Corro al pequeño departamento que pago con mucho esfuerzo para tener mi privacidad y veo la hora mientras subo la escalera.

—¡Maldición, voy a llegar tarde!

En cuanto entro, veo a mi novio y me digo que él es todo lo que está bien en mi vida.

Justin y yo somos amigos inseparables desde los seis años. Nos conocemos a la perfección y, por supuesto que queremos una vida juntos, pero para él no es buen momento que se sepa de nuestra relación.

Está terminando su carrera, será un gran ingeniero, lo sé. Yo, en cambio, no quise estudiar porque no soy lo suficientemente buena para eso.

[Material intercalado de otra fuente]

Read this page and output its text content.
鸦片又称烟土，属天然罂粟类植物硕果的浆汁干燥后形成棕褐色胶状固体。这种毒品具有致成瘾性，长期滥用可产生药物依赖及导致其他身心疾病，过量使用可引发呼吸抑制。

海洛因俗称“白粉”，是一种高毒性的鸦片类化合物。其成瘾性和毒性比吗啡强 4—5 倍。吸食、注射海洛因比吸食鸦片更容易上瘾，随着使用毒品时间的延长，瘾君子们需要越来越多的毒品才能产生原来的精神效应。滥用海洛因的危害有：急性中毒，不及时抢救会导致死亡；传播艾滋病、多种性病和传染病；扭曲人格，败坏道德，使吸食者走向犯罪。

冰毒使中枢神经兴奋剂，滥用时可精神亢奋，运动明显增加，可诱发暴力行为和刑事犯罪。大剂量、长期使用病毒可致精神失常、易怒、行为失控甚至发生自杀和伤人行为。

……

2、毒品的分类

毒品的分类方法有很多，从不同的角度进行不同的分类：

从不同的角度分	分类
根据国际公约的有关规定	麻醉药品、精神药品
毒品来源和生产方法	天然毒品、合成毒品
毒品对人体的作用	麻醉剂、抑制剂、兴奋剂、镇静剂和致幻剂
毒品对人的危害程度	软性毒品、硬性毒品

Los números o cualquier cosa complicada no es para mí. Mamá me decía siempre que yo salí buena para trabajar moviendo mis manos, no para usar mi cerebro.

Corro al baño para darme una ducha, mamá detesta el olor a «tienda de barrio». Sin embargo, al ver a mi novio con la ropa que suele llevar a la universidad, le digo a las carreras.

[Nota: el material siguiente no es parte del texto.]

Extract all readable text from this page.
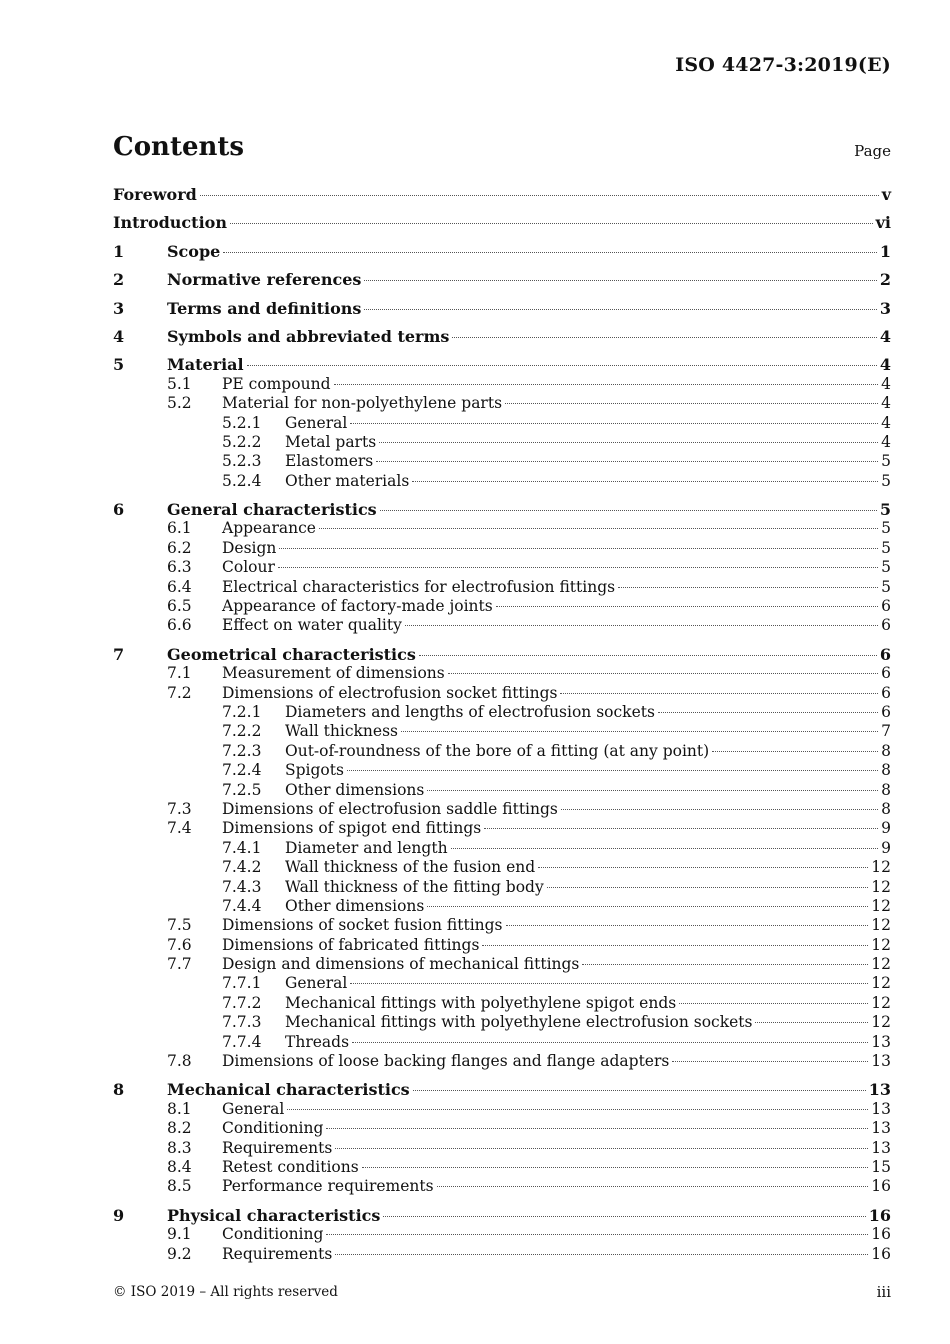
ISO 4427-3:2019(E)
Contents	Page
Foreword	v
Introduction	vi
1	Scope	1
2	Normative references	2
3	Terms and definitions	3
4	Symbols and abbreviated terms	4
5	Material	4
5.1 PE compound	4
5.2 Material for non-polyethylene parts	4
5.2.1 General	4
5.2.2 Metal parts	4
5.2.3 Elastomers	5
5.2.4 Other materials	5
6	General characteristics	5
6.1 Appearance	5
6.2 Design	5
6.3 Colour	5
6.4 Electrical characteristics for electrofusion fittings	5
6.5 Appearance of factory-made joints	6
6.6 Effect on water quality	6
7	Geometrical characteristics	6
7.1 Measurement of dimensions	6
7.2 Dimensions of electrofusion socket fittings	6
7.2.1 Diameters and lengths of electrofusion sockets	6
7.2.2 Wall thickness	7
7.2.3 Out-of-roundness of the bore of a fitting (at any point)	8
7.2.4 Spigots	8
7.2.5 Other dimensions	8
7.3 Dimensions of electrofusion saddle fittings	8
7.4 Dimensions of spigot end fittings	9
7.4.1 Diameter and length	9
7.4.2 Wall thickness of the fusion end	12
7.4.3 Wall thickness of the fitting body	12
7.4.4 Other dimensions	12
7.5 Dimensions of socket fusion fittings	12
7.6 Dimensions of fabricated fittings	12
7.7 Design and dimensions of mechanical fittings	12
7.7.1 General	12
7.7.2 Mechanical fittings with polyethylene spigot ends	12
7.7.3 Mechanical fittings with polyethylene electrofusion sockets	12
7.7.4 Threads	13
7.8 Dimensions of loose backing flanges and flange adapters	13
8	Mechanical characteristics	13
8.1 General	13
8.2 Conditioning	13
8.3 Requirements	13
8.4 Retest conditions	15
8.5 Performance requirements	16
9	Physical characteristics	16
9.1 Conditioning	16
9.2 Requirements	16
© ISO 2019 – All rights reserved	iii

—Amor, ¿no vas a cambiarte?

—¿Para qué? No tengo nada que hacer —me quedo a medio camino, él no me mira porque está clavado en la Play.

—Pero, me dijiste que irías conmigo al cumpleaños de mi madre. Se supone que hoy les diríamos a todos, estás terminando…

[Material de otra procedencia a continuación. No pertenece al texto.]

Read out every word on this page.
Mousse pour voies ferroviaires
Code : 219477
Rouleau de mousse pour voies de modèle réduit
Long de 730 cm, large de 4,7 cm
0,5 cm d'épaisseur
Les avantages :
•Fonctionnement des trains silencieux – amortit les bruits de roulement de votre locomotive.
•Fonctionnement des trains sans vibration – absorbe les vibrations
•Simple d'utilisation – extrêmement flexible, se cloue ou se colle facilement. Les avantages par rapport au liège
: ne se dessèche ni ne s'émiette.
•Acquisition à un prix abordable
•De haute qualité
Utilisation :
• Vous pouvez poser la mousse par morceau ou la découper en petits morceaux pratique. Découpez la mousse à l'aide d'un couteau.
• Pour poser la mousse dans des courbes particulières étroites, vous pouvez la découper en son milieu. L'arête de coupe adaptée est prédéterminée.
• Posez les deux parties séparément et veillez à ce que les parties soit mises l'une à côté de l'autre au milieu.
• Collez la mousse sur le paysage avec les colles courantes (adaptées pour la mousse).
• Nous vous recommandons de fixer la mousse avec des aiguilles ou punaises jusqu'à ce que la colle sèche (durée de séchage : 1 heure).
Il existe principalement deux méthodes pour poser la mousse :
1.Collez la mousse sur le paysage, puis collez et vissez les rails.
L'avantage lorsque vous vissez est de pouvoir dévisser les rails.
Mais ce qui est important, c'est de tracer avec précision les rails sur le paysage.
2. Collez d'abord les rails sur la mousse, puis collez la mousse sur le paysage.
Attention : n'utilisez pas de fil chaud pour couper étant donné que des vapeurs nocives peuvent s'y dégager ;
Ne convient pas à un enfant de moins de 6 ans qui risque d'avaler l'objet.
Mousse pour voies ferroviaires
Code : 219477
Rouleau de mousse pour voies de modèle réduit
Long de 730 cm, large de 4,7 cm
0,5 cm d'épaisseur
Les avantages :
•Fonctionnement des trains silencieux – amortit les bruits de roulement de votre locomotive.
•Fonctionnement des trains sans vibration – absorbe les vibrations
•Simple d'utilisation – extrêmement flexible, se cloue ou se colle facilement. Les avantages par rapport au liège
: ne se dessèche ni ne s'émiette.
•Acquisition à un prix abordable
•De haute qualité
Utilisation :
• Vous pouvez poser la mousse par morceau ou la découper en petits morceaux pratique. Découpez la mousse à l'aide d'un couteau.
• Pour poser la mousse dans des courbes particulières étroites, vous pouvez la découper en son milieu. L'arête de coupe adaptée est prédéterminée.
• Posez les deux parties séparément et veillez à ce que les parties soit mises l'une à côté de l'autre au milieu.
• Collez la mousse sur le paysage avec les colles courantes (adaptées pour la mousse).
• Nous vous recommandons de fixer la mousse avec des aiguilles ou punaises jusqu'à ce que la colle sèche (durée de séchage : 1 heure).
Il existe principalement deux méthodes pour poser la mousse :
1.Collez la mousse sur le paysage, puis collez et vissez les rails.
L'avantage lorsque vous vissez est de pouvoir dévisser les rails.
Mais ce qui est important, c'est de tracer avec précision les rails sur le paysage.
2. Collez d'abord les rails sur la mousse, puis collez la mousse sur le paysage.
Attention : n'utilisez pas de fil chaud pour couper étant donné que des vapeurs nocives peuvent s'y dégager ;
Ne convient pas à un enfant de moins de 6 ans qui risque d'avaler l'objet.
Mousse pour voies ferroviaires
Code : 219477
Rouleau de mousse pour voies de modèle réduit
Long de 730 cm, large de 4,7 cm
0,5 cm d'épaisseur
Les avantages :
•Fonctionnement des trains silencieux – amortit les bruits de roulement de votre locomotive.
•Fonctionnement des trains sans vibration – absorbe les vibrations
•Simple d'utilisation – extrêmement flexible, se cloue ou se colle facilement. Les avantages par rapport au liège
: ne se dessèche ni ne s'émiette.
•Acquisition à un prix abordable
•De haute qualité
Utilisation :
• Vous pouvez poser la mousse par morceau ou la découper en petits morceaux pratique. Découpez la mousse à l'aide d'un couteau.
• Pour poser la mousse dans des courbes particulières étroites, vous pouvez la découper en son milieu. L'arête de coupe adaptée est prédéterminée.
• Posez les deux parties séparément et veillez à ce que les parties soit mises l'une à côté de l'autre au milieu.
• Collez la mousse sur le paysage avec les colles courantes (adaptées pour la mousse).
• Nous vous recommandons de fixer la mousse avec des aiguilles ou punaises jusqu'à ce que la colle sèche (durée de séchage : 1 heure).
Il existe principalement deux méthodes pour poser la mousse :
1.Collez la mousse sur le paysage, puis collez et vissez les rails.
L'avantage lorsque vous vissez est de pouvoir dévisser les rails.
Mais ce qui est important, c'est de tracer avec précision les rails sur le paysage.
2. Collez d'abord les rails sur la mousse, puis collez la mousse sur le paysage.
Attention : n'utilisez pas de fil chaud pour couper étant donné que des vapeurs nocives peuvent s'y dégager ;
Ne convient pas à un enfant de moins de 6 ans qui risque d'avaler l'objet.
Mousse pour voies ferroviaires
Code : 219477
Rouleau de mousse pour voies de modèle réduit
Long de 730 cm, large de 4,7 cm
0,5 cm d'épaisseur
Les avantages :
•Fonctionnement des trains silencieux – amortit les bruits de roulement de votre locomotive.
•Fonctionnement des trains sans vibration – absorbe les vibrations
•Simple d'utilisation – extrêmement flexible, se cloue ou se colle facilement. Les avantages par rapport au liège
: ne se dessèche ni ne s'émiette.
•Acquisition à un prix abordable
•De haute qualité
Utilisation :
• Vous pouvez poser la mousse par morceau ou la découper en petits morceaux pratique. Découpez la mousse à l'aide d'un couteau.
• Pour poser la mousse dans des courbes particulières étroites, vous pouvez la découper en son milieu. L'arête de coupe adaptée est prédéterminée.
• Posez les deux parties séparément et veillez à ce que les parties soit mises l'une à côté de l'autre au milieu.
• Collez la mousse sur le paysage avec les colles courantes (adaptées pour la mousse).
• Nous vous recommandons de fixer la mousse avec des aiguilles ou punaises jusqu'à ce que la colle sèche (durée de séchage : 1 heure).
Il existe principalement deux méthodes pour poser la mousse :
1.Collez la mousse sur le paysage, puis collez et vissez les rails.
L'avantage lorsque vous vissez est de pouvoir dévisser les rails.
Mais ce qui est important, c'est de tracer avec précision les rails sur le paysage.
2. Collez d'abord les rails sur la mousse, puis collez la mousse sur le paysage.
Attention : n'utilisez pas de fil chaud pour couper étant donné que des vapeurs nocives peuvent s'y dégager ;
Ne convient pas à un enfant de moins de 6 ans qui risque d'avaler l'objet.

—Lo olvidé —resopla para quitarse un mechón de cabello de la cara—. Mejor lo dejamos para otro día. Estoy agotado y no tengo ganas de lidiar con la presión de nuestros padres.

—Está bien… —respondo resignada.

Me meto al baño para ocultar mi decepción. Me ducho rápidamente, me visto en el baño para no incomodarlo y me seco el cabello como puedo, Justin se ha llevado mi secador a su residencia para un trabajo.

Al salir, me pongo lo primero que encuentro para el frío y tomo mi bolso. Me acerco a darle un beso, pero tal como cada vez que está jugando, me corre la cara.

—¿Me esperarás? Tal vez hoy sí quieras dormir conmigo… —propongo, pero su respuesta es la misma de siempre.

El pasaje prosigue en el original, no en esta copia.